Quels avantages procure le rattachement d’un enfant majeur célibataire ?

Le rattachement d’un enfant majeur célibataire vous permet de conserver le même nombre de parts que celui que vous aviez lorsque votre enfant était mineur, et de continuer à profiter des autres avantages liés à sa prise en charge : réduction d’impôt pour frais de scolarité, majoration des plafonds de dépenses pour l’octroi de certains avantages fiscaux, abattement pour charges de famille pour la taxe d’habitation, etc. Mais, en contrepartie, si votre enfant a des revenus imposables, vous devez les déclarer avec les vôtres.

Cas pratique. Vous êtes marié et avez deux enfants, un mineur et un majeur. Si vous rattachez votre enfant majeur, votre quotient familial sera de 3 parts. S’il dépose sa propre déclaration de revenus, votre quotient familial sera de 2,5 parts. Autre cas de figure : vous êtes marié et avez trois enfants, deux mineurs et un majeur. Si vous rattachez votre enfant majeur, votre quotient familial sera de 4 parts. Si vous le détachez, vous perdez une part entière et n’aurez plus que 3 parts !

Est-ce avantageux de rattacher un enfant majeur marié, pacsé ou chargé de famille ?

Cela n’a aucun impact sur le quotient familial. Mais vous continuez à profiter des autres avantages liés à sa prise en charge (cochez la case N). Cela vous ouvre droit à un abattement sur votre revenu global de 5 732 € par personne rattachée, soit 11 464 € minimum pour un couple rattaché sans enfant ou pour un enfant et un petit-enfant. En contrepartie, vous devez déclarer les revenus du jeune couple avec les vôtres.

Cas pratique. Votre revenu imposable est de 50 000 € et vous demandez le rattachement de votre fille étudiante mariée. Après prise en compte de l’abattement, votre revenu imposable n’est plus que de 38 536 €.

Que choisir : rattachement ou déduction d’une pension ?

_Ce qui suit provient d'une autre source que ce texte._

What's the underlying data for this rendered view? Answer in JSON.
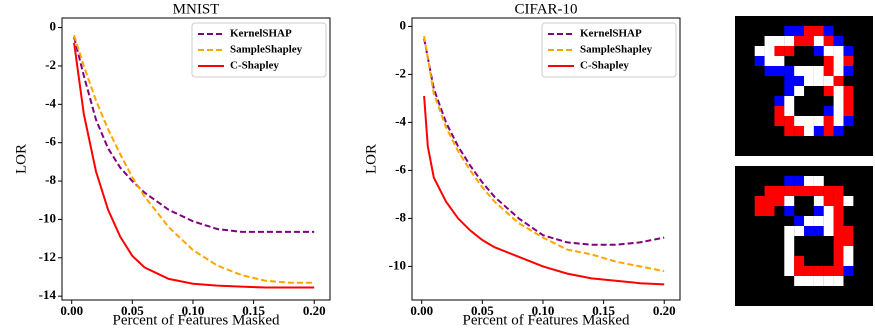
{
  "chart_data": [
    {
      "type": "line",
      "title": "MNIST",
      "x_label": "Percent of Features Masked",
      "y_label": "LOR",
      "xlim": [
        -0.008,
        0.213
      ],
      "ylim": [
        -14.2,
        0.5
      ],
      "xticks": [
        {
          "value": 0,
          "label": "0.00"
        },
        {
          "value": 0.05,
          "label": "0.05"
        },
        {
          "value": 0.1,
          "label": "0.10"
        },
        {
          "value": 0.15,
          "label": "0.15"
        },
        {
          "value": 0.2,
          "label": "0.20"
        }
      ],
      "yticks": [
        0,
        -2,
        -4,
        -6,
        -8,
        -10,
        -12,
        -14
      ],
      "legend": "upper right",
      "series": [
        {
          "name": "KernelSHAP",
          "color": "#800080",
          "linestyle": "dashed",
          "x": [
            0.002,
            0.01,
            0.02,
            0.03,
            0.04,
            0.05,
            0.06,
            0.08,
            0.1,
            0.12,
            0.14,
            0.16,
            0.18,
            0.2
          ],
          "values": [
            -0.5,
            -2.5,
            -4.8,
            -6.3,
            -7.3,
            -8.0,
            -8.6,
            -9.5,
            -10.1,
            -10.5,
            -10.65,
            -10.65,
            -10.65,
            -10.65
          ]
        },
        {
          "name": "SampleShapley",
          "color": "#ffa500",
          "linestyle": "dashed",
          "x": [
            0.002,
            0.01,
            0.02,
            0.03,
            0.04,
            0.05,
            0.06,
            0.08,
            0.1,
            0.12,
            0.14,
            0.16,
            0.18,
            0.2
          ],
          "values": [
            -0.4,
            -2.0,
            -3.8,
            -5.3,
            -6.6,
            -7.8,
            -8.8,
            -10.4,
            -11.6,
            -12.4,
            -12.9,
            -13.2,
            -13.3,
            -13.3
          ]
        },
        {
          "name": "C-Shapley",
          "color": "#ff0000",
          "linestyle": "solid",
          "x": [
            0.002,
            0.01,
            0.02,
            0.03,
            0.04,
            0.05,
            0.06,
            0.08,
            0.1,
            0.12,
            0.14,
            0.16,
            0.18,
            0.2
          ],
          "values": [
            -0.8,
            -4.5,
            -7.5,
            -9.5,
            -10.9,
            -11.9,
            -12.5,
            -13.1,
            -13.35,
            -13.45,
            -13.5,
            -13.55,
            -13.55,
            -13.55
          ]
        }
      ]
    },
    {
      "type": "line",
      "title": "CIFAR-10",
      "x_label": "Percent of Features Masked",
      "y_label": "LOR",
      "xlim": [
        -0.008,
        0.213
      ],
      "ylim": [
        -11.4,
        0.35
      ],
      "xticks": [
        {
          "value": 0,
          "label": "0.00"
        },
        {
          "value": 0.05,
          "label": "0.05"
        },
        {
          "value": 0.1,
          "label": "0.10"
        },
        {
          "value": 0.15,
          "label": "0.15"
        },
        {
          "value": 0.2,
          "label": "0.20"
        }
      ],
      "yticks": [
        0,
        -2,
        -4,
        -6,
        -8,
        -10
      ],
      "legend": "upper right",
      "series": [
        {
          "name": "KernelSHAP",
          "color": "#800080",
          "linestyle": "dashed",
          "x": [
            0.002,
            0.01,
            0.02,
            0.03,
            0.04,
            0.05,
            0.06,
            0.08,
            0.1,
            0.12,
            0.14,
            0.16,
            0.18,
            0.2
          ],
          "values": [
            -0.5,
            -2.6,
            -4.0,
            -5.0,
            -5.8,
            -6.5,
            -7.1,
            -8.0,
            -8.7,
            -9.0,
            -9.1,
            -9.1,
            -9.0,
            -8.8
          ]
        },
        {
          "name": "SampleShapley",
          "color": "#ffa500",
          "linestyle": "dashed",
          "x": [
            0.002,
            0.01,
            0.02,
            0.03,
            0.04,
            0.05,
            0.06,
            0.08,
            0.1,
            0.12,
            0.14,
            0.16,
            0.18,
            0.2
          ],
          "values": [
            -0.4,
            -2.8,
            -4.2,
            -5.2,
            -6.0,
            -6.7,
            -7.3,
            -8.2,
            -8.8,
            -9.3,
            -9.5,
            -9.8,
            -10.0,
            -10.2
          ]
        },
        {
          "name": "C-Shapley",
          "color": "#ff0000",
          "linestyle": "solid",
          "x": [
            0.002,
            0.005,
            0.01,
            0.02,
            0.03,
            0.04,
            0.05,
            0.06,
            0.08,
            0.1,
            0.12,
            0.14,
            0.16,
            0.18,
            0.2
          ],
          "values": [
            -2.9,
            -5.0,
            -6.3,
            -7.3,
            -8.0,
            -8.5,
            -8.9,
            -9.2,
            -9.6,
            -10.0,
            -10.3,
            -10.5,
            -10.6,
            -10.7,
            -10.75
          ]
        }
      ]
    }
  ]
}
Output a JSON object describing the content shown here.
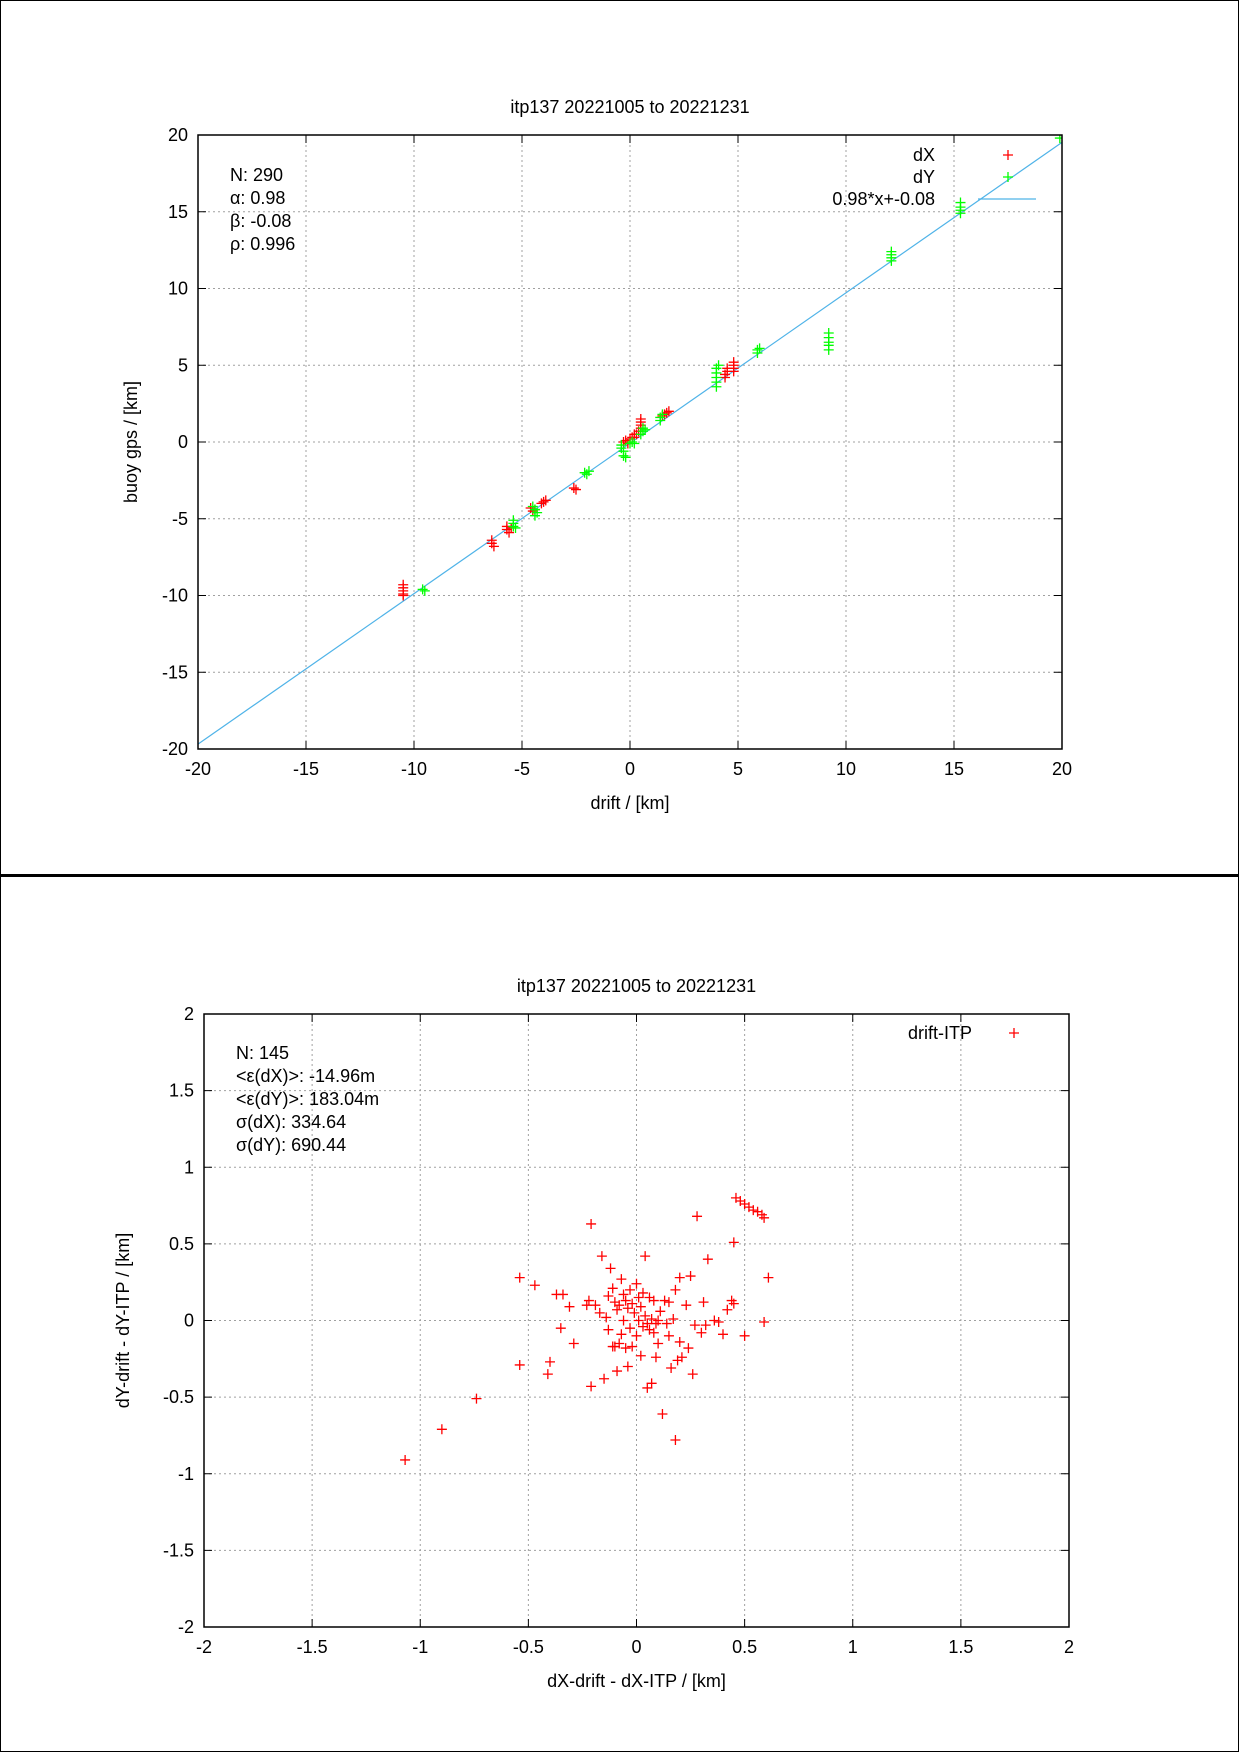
{
  "chart_data": [
    {
      "type": "scatter",
      "title": "itp137 20221005 to 20221231",
      "xlabel": "drift / [km]",
      "ylabel": "buoy gps / [km]",
      "xlim": [
        -20,
        20
      ],
      "ylim": [
        -20,
        20
      ],
      "xticks": [
        -20,
        -15,
        -10,
        -5,
        0,
        5,
        10,
        15,
        20
      ],
      "yticks": [
        -20,
        -15,
        -10,
        -5,
        0,
        5,
        10,
        15,
        20
      ],
      "grid": true,
      "legend_position": "top-right",
      "stats": [
        "N: 290",
        "α: 0.98",
        "β: -0.08",
        "ρ: 0.996"
      ],
      "fit_line": {
        "label": "0.98*x+-0.08",
        "slope": 0.98,
        "intercept": -0.08,
        "color": "#4fb3e8"
      },
      "series": [
        {
          "name": "dX",
          "color": "#ff0000",
          "points": [
            [
              -10.5,
              -9.3
            ],
            [
              -10.5,
              -9.5
            ],
            [
              -10.5,
              -9.7
            ],
            [
              -10.5,
              -9.9
            ],
            [
              -10.5,
              -10.0
            ],
            [
              -6.4,
              -6.4
            ],
            [
              -6.4,
              -6.6
            ],
            [
              -6.3,
              -6.8
            ],
            [
              -5.7,
              -5.5
            ],
            [
              -5.7,
              -5.7
            ],
            [
              -5.6,
              -5.9
            ],
            [
              -5.5,
              -5.6
            ],
            [
              -4.6,
              -4.3
            ],
            [
              -4.5,
              -4.5
            ],
            [
              -4.4,
              -4.4
            ],
            [
              -4.0,
              -3.9
            ],
            [
              -3.9,
              -3.8
            ],
            [
              -4.1,
              -4.0
            ],
            [
              -2.6,
              -3.0
            ],
            [
              -2.5,
              -3.1
            ],
            [
              -0.3,
              0.0
            ],
            [
              -0.2,
              0.1
            ],
            [
              -0.1,
              -0.1
            ],
            [
              0.0,
              0.2
            ],
            [
              0.1,
              0.3
            ],
            [
              0.2,
              0.3
            ],
            [
              0.2,
              0.5
            ],
            [
              0.3,
              0.5
            ],
            [
              0.4,
              0.7
            ],
            [
              0.5,
              0.9
            ],
            [
              0.5,
              1.1
            ],
            [
              0.5,
              1.3
            ],
            [
              0.5,
              1.5
            ],
            [
              1.5,
              1.7
            ],
            [
              1.6,
              1.8
            ],
            [
              1.7,
              1.9
            ],
            [
              1.8,
              2.0
            ],
            [
              4.4,
              4.2
            ],
            [
              4.4,
              4.4
            ],
            [
              4.5,
              4.6
            ],
            [
              4.5,
              4.8
            ],
            [
              4.8,
              4.6
            ],
            [
              4.8,
              4.8
            ],
            [
              4.8,
              5.0
            ],
            [
              4.8,
              5.2
            ]
          ]
        },
        {
          "name": "dY",
          "color": "#00ff00",
          "points": [
            [
              -9.6,
              -9.6
            ],
            [
              -9.5,
              -9.7
            ],
            [
              -5.4,
              -5.1
            ],
            [
              -5.4,
              -5.3
            ],
            [
              -5.4,
              -5.5
            ],
            [
              -5.3,
              -5.6
            ],
            [
              -4.5,
              -4.2
            ],
            [
              -4.4,
              -4.4
            ],
            [
              -4.3,
              -4.6
            ],
            [
              -4.4,
              -4.8
            ],
            [
              -2.1,
              -2.0
            ],
            [
              -2.0,
              -2.1
            ],
            [
              -1.9,
              -1.9
            ],
            [
              -0.4,
              -0.2
            ],
            [
              -0.4,
              -0.4
            ],
            [
              -0.3,
              -0.6
            ],
            [
              -0.3,
              -0.9
            ],
            [
              -0.2,
              -1.0
            ],
            [
              0.0,
              -0.1
            ],
            [
              0.1,
              0.0
            ],
            [
              0.2,
              -0.1
            ],
            [
              0.5,
              0.5
            ],
            [
              0.6,
              0.7
            ],
            [
              0.6,
              0.9
            ],
            [
              0.7,
              0.8
            ],
            [
              1.4,
              1.4
            ],
            [
              1.4,
              1.6
            ],
            [
              1.5,
              1.8
            ],
            [
              4.0,
              3.6
            ],
            [
              4.0,
              3.9
            ],
            [
              4.0,
              4.2
            ],
            [
              4.0,
              4.5
            ],
            [
              4.0,
              4.8
            ],
            [
              4.1,
              5.0
            ],
            [
              5.9,
              5.8
            ],
            [
              5.9,
              6.0
            ],
            [
              6.0,
              6.1
            ],
            [
              9.2,
              6.0
            ],
            [
              9.2,
              6.3
            ],
            [
              9.2,
              6.5
            ],
            [
              9.2,
              6.8
            ],
            [
              9.2,
              7.1
            ],
            [
              12.1,
              11.8
            ],
            [
              12.1,
              12.0
            ],
            [
              12.1,
              12.2
            ],
            [
              12.1,
              12.4
            ],
            [
              15.3,
              14.9
            ],
            [
              15.3,
              15.1
            ],
            [
              15.3,
              15.3
            ],
            [
              15.3,
              15.6
            ],
            [
              19.9,
              19.8
            ]
          ]
        }
      ]
    },
    {
      "type": "scatter",
      "title": "itp137 20221005 to 20221231",
      "xlabel": "dX-drift - dX-ITP / [km]",
      "ylabel": "dY-drift - dY-ITP / [km]",
      "xlim": [
        -2,
        2
      ],
      "ylim": [
        -2,
        2
      ],
      "xticks": [
        -2,
        -1.5,
        -1,
        -0.5,
        0,
        0.5,
        1,
        1.5,
        2
      ],
      "yticks": [
        -2,
        -1.5,
        -1,
        -0.5,
        0,
        0.5,
        1,
        1.5,
        2
      ],
      "grid": true,
      "legend_position": "top-right",
      "stats": [
        "N: 145",
        "<ε(dX)>:  -14.96m",
        "<ε(dY)>: 183.04m",
        "σ(dX):  334.64",
        "σ(dY):  690.44"
      ],
      "series": [
        {
          "name": "drift-ITP",
          "color": "#ff0000",
          "points": [
            [
              -1.07,
              -0.91
            ],
            [
              -0.9,
              -0.71
            ],
            [
              -0.74,
              -0.51
            ],
            [
              -0.54,
              0.28
            ],
            [
              -0.54,
              -0.29
            ],
            [
              -0.47,
              0.23
            ],
            [
              -0.41,
              -0.35
            ],
            [
              -0.4,
              -0.27
            ],
            [
              -0.37,
              0.17
            ],
            [
              -0.35,
              -0.05
            ],
            [
              -0.34,
              0.17
            ],
            [
              -0.31,
              0.09
            ],
            [
              -0.29,
              -0.15
            ],
            [
              -0.23,
              0.1
            ],
            [
              -0.22,
              0.13
            ],
            [
              -0.21,
              0.63
            ],
            [
              -0.21,
              -0.43
            ],
            [
              -0.19,
              0.1
            ],
            [
              -0.17,
              0.05
            ],
            [
              -0.16,
              0.42
            ],
            [
              -0.15,
              -0.38
            ],
            [
              -0.14,
              0.02
            ],
            [
              -0.13,
              0.16
            ],
            [
              -0.13,
              -0.06
            ],
            [
              -0.12,
              0.34
            ],
            [
              -0.11,
              -0.17
            ],
            [
              -0.11,
              0.21
            ],
            [
              -0.1,
              0.12
            ],
            [
              -0.1,
              -0.17
            ],
            [
              -0.09,
              0.07
            ],
            [
              -0.09,
              -0.33
            ],
            [
              -0.08,
              -0.15
            ],
            [
              -0.08,
              0.1
            ],
            [
              -0.07,
              0.27
            ],
            [
              -0.07,
              -0.09
            ],
            [
              -0.06,
              0.17
            ],
            [
              -0.06,
              0.0
            ],
            [
              -0.05,
              -0.18
            ],
            [
              -0.05,
              0.13
            ],
            [
              -0.04,
              0.08
            ],
            [
              -0.04,
              -0.3
            ],
            [
              -0.03,
              0.2
            ],
            [
              -0.03,
              -0.05
            ],
            [
              -0.02,
              0.11
            ],
            [
              -0.02,
              -0.17
            ],
            [
              -0.01,
              0.05
            ],
            [
              0.0,
              0.24
            ],
            [
              0.0,
              -0.1
            ],
            [
              0.01,
              0.15
            ],
            [
              0.01,
              0.0
            ],
            [
              0.02,
              0.09
            ],
            [
              0.02,
              -0.23
            ],
            [
              0.03,
              -0.04
            ],
            [
              0.03,
              0.18
            ],
            [
              0.04,
              0.42
            ],
            [
              0.04,
              0.03
            ],
            [
              0.05,
              -0.02
            ],
            [
              0.05,
              -0.44
            ],
            [
              0.06,
              0.15
            ],
            [
              0.06,
              -0.06
            ],
            [
              0.07,
              0.01
            ],
            [
              0.07,
              -0.41
            ],
            [
              0.08,
              -0.08
            ],
            [
              0.08,
              0.13
            ],
            [
              0.09,
              -0.02
            ],
            [
              0.09,
              -0.24
            ],
            [
              0.1,
              0.0
            ],
            [
              0.1,
              -0.15
            ],
            [
              0.11,
              0.06
            ],
            [
              0.12,
              -0.61
            ],
            [
              0.13,
              0.13
            ],
            [
              0.14,
              -0.02
            ],
            [
              0.15,
              0.12
            ],
            [
              0.15,
              -0.1
            ],
            [
              0.16,
              -0.31
            ],
            [
              0.17,
              0.01
            ],
            [
              0.18,
              -0.78
            ],
            [
              0.18,
              0.2
            ],
            [
              0.19,
              -0.26
            ],
            [
              0.2,
              0.28
            ],
            [
              0.2,
              -0.14
            ],
            [
              0.21,
              -0.24
            ],
            [
              0.23,
              0.1
            ],
            [
              0.24,
              -0.18
            ],
            [
              0.25,
              0.29
            ],
            [
              0.26,
              -0.35
            ],
            [
              0.27,
              -0.03
            ],
            [
              0.28,
              0.68
            ],
            [
              0.3,
              -0.08
            ],
            [
              0.31,
              0.12
            ],
            [
              0.32,
              -0.03
            ],
            [
              0.33,
              0.4
            ],
            [
              0.36,
              0.0
            ],
            [
              0.38,
              -0.01
            ],
            [
              0.4,
              -0.09
            ],
            [
              0.42,
              0.07
            ],
            [
              0.44,
              0.13
            ],
            [
              0.45,
              0.51
            ],
            [
              0.45,
              0.11
            ],
            [
              0.46,
              0.8
            ],
            [
              0.48,
              0.78
            ],
            [
              0.5,
              -0.1
            ],
            [
              0.5,
              0.76
            ],
            [
              0.52,
              0.74
            ],
            [
              0.54,
              0.72
            ],
            [
              0.56,
              0.71
            ],
            [
              0.58,
              0.69
            ],
            [
              0.59,
              0.67
            ],
            [
              0.59,
              -0.01
            ],
            [
              0.61,
              0.28
            ]
          ]
        }
      ]
    }
  ]
}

On suppose que l’enfant n’a pas de revenu imposable et que les parents peuvent justifier lui avoir versé une pension alimentaire à hauteur de 5 732 €.

« Le choix dépend de la situation exacte du foyer fiscal »

Olivier ROZENFELD, président du groupe Fidroit

« Le rattachement d’un enfant majeur procure des majorations de parts, mais le gain apporté par ces parts additionnelles n’est pas extensible. Le gain varie en fonction de la situation familiale. En général, il est de 1 510 € par demi-part additionnelle. Ainsi, pour un couple marié, avec deux enfants à charge ou rattachés, donc deux demi-parts additionnelles, le gain fiscal maximal en résultant est de 3 020 €. Lorsque l’enfant déclare séparément ses revenus, les parents peuvent déduire de leur revenu imposable la pension qu’ils lui versent, dans la limite de 5 732 €. Entre les deux possibilités, rattachement ou non, le gain différera selon la situation exacte du foyer fiscal, l’écart annuel d’imposition entre les deux solutions pouvant être fluctuant. Le gain du non-rattachement et du versement d’une pension alimentaire est surtout important pour les contribuables qui disposent d’un taux d’imposition élevé (tranches supérieures imposées à 41 %, voire 45 %). En pratique, il faut donc réaliser une simulation dans chaque cas de figure pour connaître la situation la plus favorable. »

MONTANT DE L’IMPÔT À PAYER
Situation  Rattachement au foyer  Déduction d’une pension

• Couple marié
• Revenu imposable de 100 000 €

17 200 €
    17 017 € (2)

16 991 €

• Parent isolé (1)
• Revenu imposable de 24 000 €

644 €
    461 € (2)
    520 €
• Parent vivant en concubinage
• Revenu imposable de 24 000 €
1 323 €
     1 140 € (2)
1 199 €

(1) Lorsque le parent ne rattache pas son enfant, on a supposé qu’il bénéficie d’une demi-part supplémentaire en tant qu’ancien parent isolé ayant élevé seul son enfant pendant au moins cinq ans.
(2) Après déduction de la réduction d’impôt pour frais de scolarité, lorsque l’enfant est étudiant.